Ecurb wrote: ↑December 10th, 2021, 12:32 pm
Which speaks more clearly about Thomas Jefferson's ideals -- his political speeches, or his actions?
Oh, my. Another witless hitchhiker riding the "cancel culture" bandwagon.
I assume you're alluding to the fact that Jefferson owned slaves. Yes he did; they were bequeathed to him as part of the estate he inherited from his father. Yet he opposed slavery his entire life, in public speeches, written private correspondence, and published papers:
"The whole commerce between master and slave is a perpetual exercise of the most boisterous passions, the most unremitting despotism on the one part, and degrading submissions on the other. And can the liberties of a nation be thought secure when we have removed their only firm basis, a conviction that these liberties are of the gift of God? That they are not to be violated but with his wrath? Indeed I tremble for my country when I reflect that God is just: That his justice cannot sleep for ever."

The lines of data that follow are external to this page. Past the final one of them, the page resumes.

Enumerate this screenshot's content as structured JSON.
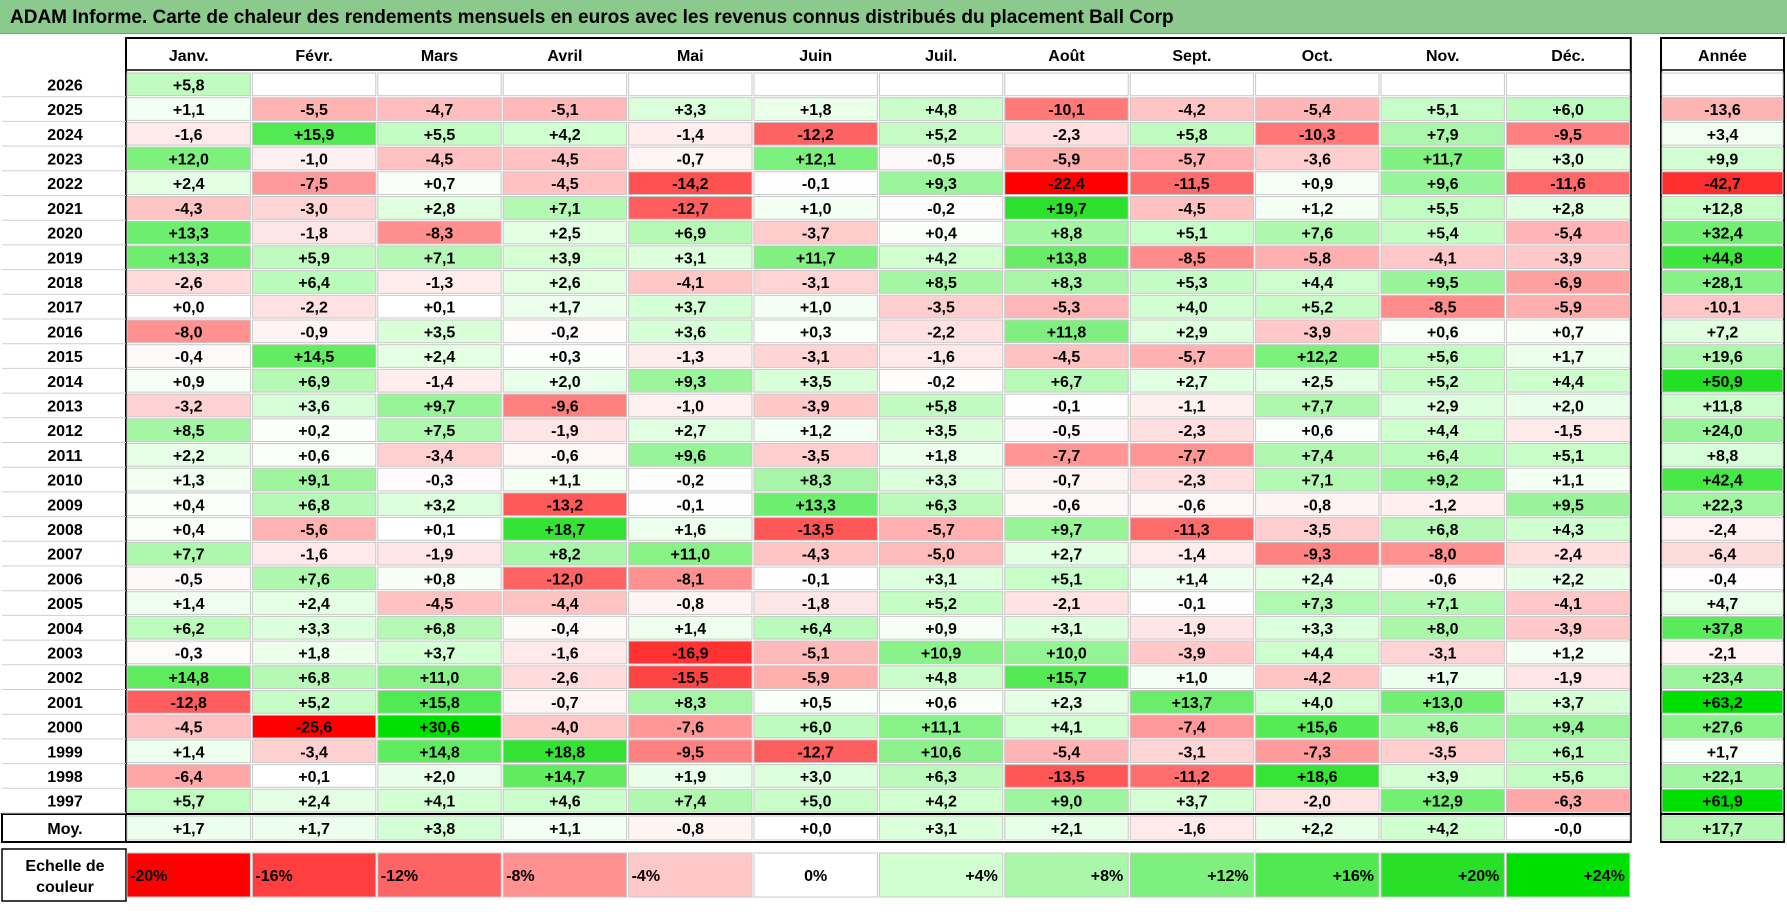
{
  "title": "ADAM Informe. Carte de chaleur des rendements mensuels en euros avec les revenus connus distribués du placement Ball Corp",
  "chart_data": {
    "type": "heatmap",
    "months": [
      "Janv.",
      "Févr.",
      "Mars",
      "Avril",
      "Mai",
      "Juin",
      "Juil.",
      "Août",
      "Sept.",
      "Oct.",
      "Nov.",
      "Déc."
    ],
    "year_header": "Année",
    "avg_label": "Moy.",
    "scale_label_1": "Echelle de",
    "scale_label_2": "couleur",
    "rows": [
      {
        "year": "2026",
        "months": [
          "+5,8",
          "",
          "",
          "",
          "",
          "",
          "",
          "",
          "",
          "",
          "",
          ""
        ],
        "annual": ""
      },
      {
        "year": "2025",
        "months": [
          "+1,1",
          "-5,5",
          "-4,7",
          "-5,1",
          "+3,3",
          "+1,8",
          "+4,8",
          "-10,1",
          "-4,2",
          "-5,4",
          "+5,1",
          "+6,0"
        ],
        "annual": "-13,6"
      },
      {
        "year": "2024",
        "months": [
          "-1,6",
          "+15,9",
          "+5,5",
          "+4,2",
          "-1,4",
          "-12,2",
          "+5,2",
          "-2,3",
          "+5,8",
          "-10,3",
          "+7,9",
          "-9,5"
        ],
        "annual": "+3,4"
      },
      {
        "year": "2023",
        "months": [
          "+12,0",
          "-1,0",
          "-4,5",
          "-4,5",
          "-0,7",
          "+12,1",
          "-0,5",
          "-5,9",
          "-5,7",
          "-3,6",
          "+11,7",
          "+3,0"
        ],
        "annual": "+9,9"
      },
      {
        "year": "2022",
        "months": [
          "+2,4",
          "-7,5",
          "+0,7",
          "-4,5",
          "-14,2",
          "-0,1",
          "+9,3",
          "-22,4",
          "-11,5",
          "+0,9",
          "+9,6",
          "-11,6"
        ],
        "annual": "-42,7"
      },
      {
        "year": "2021",
        "months": [
          "-4,3",
          "-3,0",
          "+2,8",
          "+7,1",
          "-12,7",
          "+1,0",
          "-0,2",
          "+19,7",
          "-4,5",
          "+1,2",
          "+5,5",
          "+2,8"
        ],
        "annual": "+12,8"
      },
      {
        "year": "2020",
        "months": [
          "+13,3",
          "-1,8",
          "-8,3",
          "+2,5",
          "+6,9",
          "-3,7",
          "+0,4",
          "+8,8",
          "+5,1",
          "+7,6",
          "+5,4",
          "-5,4"
        ],
        "annual": "+32,4"
      },
      {
        "year": "2019",
        "months": [
          "+13,3",
          "+5,9",
          "+7,1",
          "+3,9",
          "+3,1",
          "+11,7",
          "+4,2",
          "+13,8",
          "-8,5",
          "-5,8",
          "-4,1",
          "-3,9"
        ],
        "annual": "+44,8"
      },
      {
        "year": "2018",
        "months": [
          "-2,6",
          "+6,4",
          "-1,3",
          "+2,6",
          "-4,1",
          "-3,1",
          "+8,5",
          "+8,3",
          "+5,3",
          "+4,4",
          "+9,5",
          "-6,9"
        ],
        "annual": "+28,1"
      },
      {
        "year": "2017",
        "months": [
          "+0,0",
          "-2,2",
          "+0,1",
          "+1,7",
          "+3,7",
          "+1,0",
          "-3,5",
          "-5,3",
          "+4,0",
          "+5,2",
          "-8,5",
          "-5,9"
        ],
        "annual": "-10,1"
      },
      {
        "year": "2016",
        "months": [
          "-8,0",
          "-0,9",
          "+3,5",
          "-0,2",
          "+3,6",
          "+0,3",
          "-2,2",
          "+11,8",
          "+2,9",
          "-3,9",
          "+0,6",
          "+0,7"
        ],
        "annual": "+7,2"
      },
      {
        "year": "2015",
        "months": [
          "-0,4",
          "+14,5",
          "+2,4",
          "+0,3",
          "-1,3",
          "-3,1",
          "-1,6",
          "-4,5",
          "-5,7",
          "+12,2",
          "+5,6",
          "+1,7"
        ],
        "annual": "+19,6"
      },
      {
        "year": "2014",
        "months": [
          "+0,9",
          "+6,9",
          "-1,4",
          "+2,0",
          "+9,3",
          "+3,5",
          "-0,2",
          "+6,7",
          "+2,7",
          "+2,5",
          "+5,2",
          "+4,4"
        ],
        "annual": "+50,9"
      },
      {
        "year": "2013",
        "months": [
          "-3,2",
          "+3,6",
          "+9,7",
          "-9,6",
          "-1,0",
          "-3,9",
          "+5,8",
          "-0,1",
          "-1,1",
          "+7,7",
          "+2,9",
          "+2,0"
        ],
        "annual": "+11,8"
      },
      {
        "year": "2012",
        "months": [
          "+8,5",
          "+0,2",
          "+7,5",
          "-1,9",
          "+2,7",
          "+1,2",
          "+3,5",
          "-0,5",
          "-2,3",
          "+0,6",
          "+4,4",
          "-1,5"
        ],
        "annual": "+24,0"
      },
      {
        "year": "2011",
        "months": [
          "+2,2",
          "+0,6",
          "-3,4",
          "-0,6",
          "+9,6",
          "-3,5",
          "+1,8",
          "-7,7",
          "-7,7",
          "+7,4",
          "+6,4",
          "+5,1"
        ],
        "annual": "+8,8"
      },
      {
        "year": "2010",
        "months": [
          "+1,3",
          "+9,1",
          "-0,3",
          "+1,1",
          "-0,2",
          "+8,3",
          "+3,3",
          "-0,7",
          "-2,3",
          "+7,1",
          "+9,2",
          "+1,1"
        ],
        "annual": "+42,4"
      },
      {
        "year": "2009",
        "months": [
          "+0,4",
          "+6,8",
          "+3,2",
          "-13,2",
          "-0,1",
          "+13,3",
          "+6,3",
          "-0,6",
          "-0,6",
          "-0,8",
          "-1,2",
          "+9,5"
        ],
        "annual": "+22,3"
      },
      {
        "year": "2008",
        "months": [
          "+0,4",
          "-5,6",
          "+0,1",
          "+18,7",
          "+1,6",
          "-13,5",
          "-5,7",
          "+9,7",
          "-11,3",
          "-3,5",
          "+6,8",
          "+4,3"
        ],
        "annual": "-2,4"
      },
      {
        "year": "2007",
        "months": [
          "+7,7",
          "-1,6",
          "-1,9",
          "+8,2",
          "+11,0",
          "-4,3",
          "-5,0",
          "+2,7",
          "-1,4",
          "-9,3",
          "-8,0",
          "-2,4"
        ],
        "annual": "-6,4"
      },
      {
        "year": "2006",
        "months": [
          "-0,5",
          "+7,6",
          "+0,8",
          "-12,0",
          "-8,1",
          "-0,1",
          "+3,1",
          "+5,1",
          "+1,4",
          "+2,4",
          "-0,6",
          "+2,2"
        ],
        "annual": "-0,4"
      },
      {
        "year": "2005",
        "months": [
          "+1,4",
          "+2,4",
          "-4,5",
          "-4,4",
          "-0,8",
          "-1,8",
          "+5,2",
          "-2,1",
          "-0,1",
          "+7,3",
          "+7,1",
          "-4,1"
        ],
        "annual": "+4,7"
      },
      {
        "year": "2004",
        "months": [
          "+6,2",
          "+3,3",
          "+6,8",
          "-0,4",
          "+1,4",
          "+6,4",
          "+0,9",
          "+3,1",
          "-1,9",
          "+3,3",
          "+8,0",
          "-3,9"
        ],
        "annual": "+37,8"
      },
      {
        "year": "2003",
        "months": [
          "-0,3",
          "+1,8",
          "+3,7",
          "-1,6",
          "-16,9",
          "-5,1",
          "+10,9",
          "+10,0",
          "-3,9",
          "+4,4",
          "-3,1",
          "+1,2"
        ],
        "annual": "-2,1"
      },
      {
        "year": "2002",
        "months": [
          "+14,8",
          "+6,8",
          "+11,0",
          "-2,6",
          "-15,5",
          "-5,9",
          "+4,8",
          "+15,7",
          "+1,0",
          "-4,2",
          "+1,7",
          "-1,9"
        ],
        "annual": "+23,4"
      },
      {
        "year": "2001",
        "months": [
          "-12,8",
          "+5,2",
          "+15,8",
          "-0,7",
          "+8,3",
          "+0,5",
          "+0,6",
          "+2,3",
          "+13,7",
          "+4,0",
          "+13,0",
          "+3,7"
        ],
        "annual": "+63,2"
      },
      {
        "year": "2000",
        "months": [
          "-4,5",
          "-25,6",
          "+30,6",
          "-4,0",
          "-7,6",
          "+6,0",
          "+11,1",
          "+4,1",
          "-7,4",
          "+15,6",
          "+8,6",
          "+9,4"
        ],
        "annual": "+27,6"
      },
      {
        "year": "1999",
        "months": [
          "+1,4",
          "-3,4",
          "+14,8",
          "+18,8",
          "-9,5",
          "-12,7",
          "+10,6",
          "-5,4",
          "-3,1",
          "-7,3",
          "-3,5",
          "+6,1"
        ],
        "annual": "+1,7"
      },
      {
        "year": "1998",
        "months": [
          "-6,4",
          "+0,1",
          "+2,0",
          "+14,7",
          "+1,9",
          "+3,0",
          "+6,3",
          "-13,5",
          "-11,2",
          "+18,6",
          "+3,9",
          "+5,6"
        ],
        "annual": "+22,1"
      },
      {
        "year": "1997",
        "months": [
          "+5,7",
          "+2,4",
          "+4,1",
          "+4,6",
          "+7,4",
          "+5,0",
          "+4,2",
          "+9,0",
          "+3,7",
          "-2,0",
          "+12,9",
          "-6,3"
        ],
        "annual": "+61,9"
      }
    ],
    "average": {
      "months": [
        "+1,7",
        "+1,7",
        "+3,8",
        "+1,1",
        "-0,8",
        "+0,0",
        "+3,1",
        "+2,1",
        "-1,6",
        "+2,2",
        "+4,2",
        "-0,0"
      ],
      "annual": "+17,7"
    },
    "scale": [
      "-20%",
      "-16%",
      "-12%",
      "-8%",
      "-4%",
      "0%",
      "+4%",
      "+8%",
      "+12%",
      "+16%",
      "+20%",
      "+24%"
    ],
    "scale_values": [
      -20,
      -16,
      -12,
      -8,
      -4,
      0,
      4,
      8,
      12,
      16,
      20,
      24
    ],
    "scale_colors": [
      "#ff0000",
      "#ff3f3f",
      "#ff6464",
      "#ff9191",
      "#ffc8c8",
      "#ffffff",
      "#d2ffd2",
      "#aaf7aa",
      "#7df07d",
      "#50ea50",
      "#28e028",
      "#00e000"
    ],
    "annual_scale_max": 60
  }
}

---Notes on the State of Virginia (1782)
"I think a change already perceptible, since the origin of the present revolution. The spirit of the master is abating, that of the slave rising from the dust, his condition mollifying, the way I hope preparing, under the auspices of heaven, for a total emancipation, and that this is disposed, in the order of events, to be with the consent of the masters, rather than by their extirpation."
--
-Ibid.
"In the very first session held under the republican government, the assembly passed a law for the perpetual prohibition of the importation of slaves. This will in some measure stop the increase of this great political and moral evil, while the minds of our citizens may be ripening for a complete emancipation of the human nature."
---
Ibid.
"The General assembly shall not have power ... to permit the introduction of any more slaves to reside in this state, or the continuance of slavery beyond the generation which shall be living on the 31st. day of December 1800; all persons born after that day being hereby declared free."
---
Draft Constitution for the State of Virginia (1783)
"That after the year 1800 of the christian æra, there shall be neither slavery nor involuntary servitude in any of the said states, otherwise than in punishment of crimes, whereof the party shall have been duly convicted to have been personally guilty."
---
Committee Report to the Confederation Congress for the Government of Western Territory (1784)
(That language was incorporated, almost verbatim, in the 13th Amendment to the Constitution in 1865.)
"What a stupendous, what an incomprehensible machine is man! who can endure toil, famine, stripes, imprisonment or death itself in vindication of his own liberty, and the next moment be deaf to all those motives whose power supported him thro’ his trial, and inflict on his fellow men a bondage, one hour of which is fraught with more misery than ages of that which he rose in rebellion to oppose."
---
Letter from Thomas Jefferson to Jean Nicolas Démeunier (1786)
"You know that nobody wishes more ardently to see an abolition not only of the trade but of the condition of slavery: and certainly nobody will be more willing to encounter every sacrifice for that object."
--
-Letter from Thomas Jefferson to Brissot de Warville (1788)
"I congratulate you, my dear friend, on the law of your state for suspending the importation of slaves, and for the glory you have justly acquired by endeavoring to prevent it for ever. this abomination must have an end, and there is a superior bench reserved in heaven for those who hasten it."
---
Letter from Thomas Jefferson to Edward Rutledge (1787)
"I congratulate you, fellow citizens, on the approach of the period at which you may interpose your authority constitutionally, to withdraw the citizens of the United states from all further participation in those violations of human rights, which have been so long continued on the unoffending inhabitants of Africa, & which the morality, the reputation, & the best interests of our country have long been eager to proscribe."
---
Sixth Annual Message to Congress (1806)
So why did Jefferson not free his slaves?
"In 1779, as a practical solution, Jefferson supported gradual emancipation, training, and colonization of African-American slaves rather than immediate manumission, believing that releasing unprepared persons with no place to go and no means to support themselves would only bring them misfortune."
https://en.wikipedia.org/wiki/Thomas_Je ... nd_slavery
Not to mention, of course, the animus they would have encountered in the Southern states at the time.
As for which was more important, his speeches or actions, the answer is unquestionably his speeches and writings. They inspired every abolitionist and champion of equal rights from Frederick Douglas to Susan B. Anthony to Martin Luther King.
Jefferson clearly believed in neither economic equality, nor equality of opportunity, nor the "liberty" or "pursuit of happiness" mentioned in the Declaration.
Oh, I agree that he did not "believe in" economic equality, or equality of opportunity, since those are both preposterous notions impossible to implement, and are in conflict with liberty, in which he certainly did believe.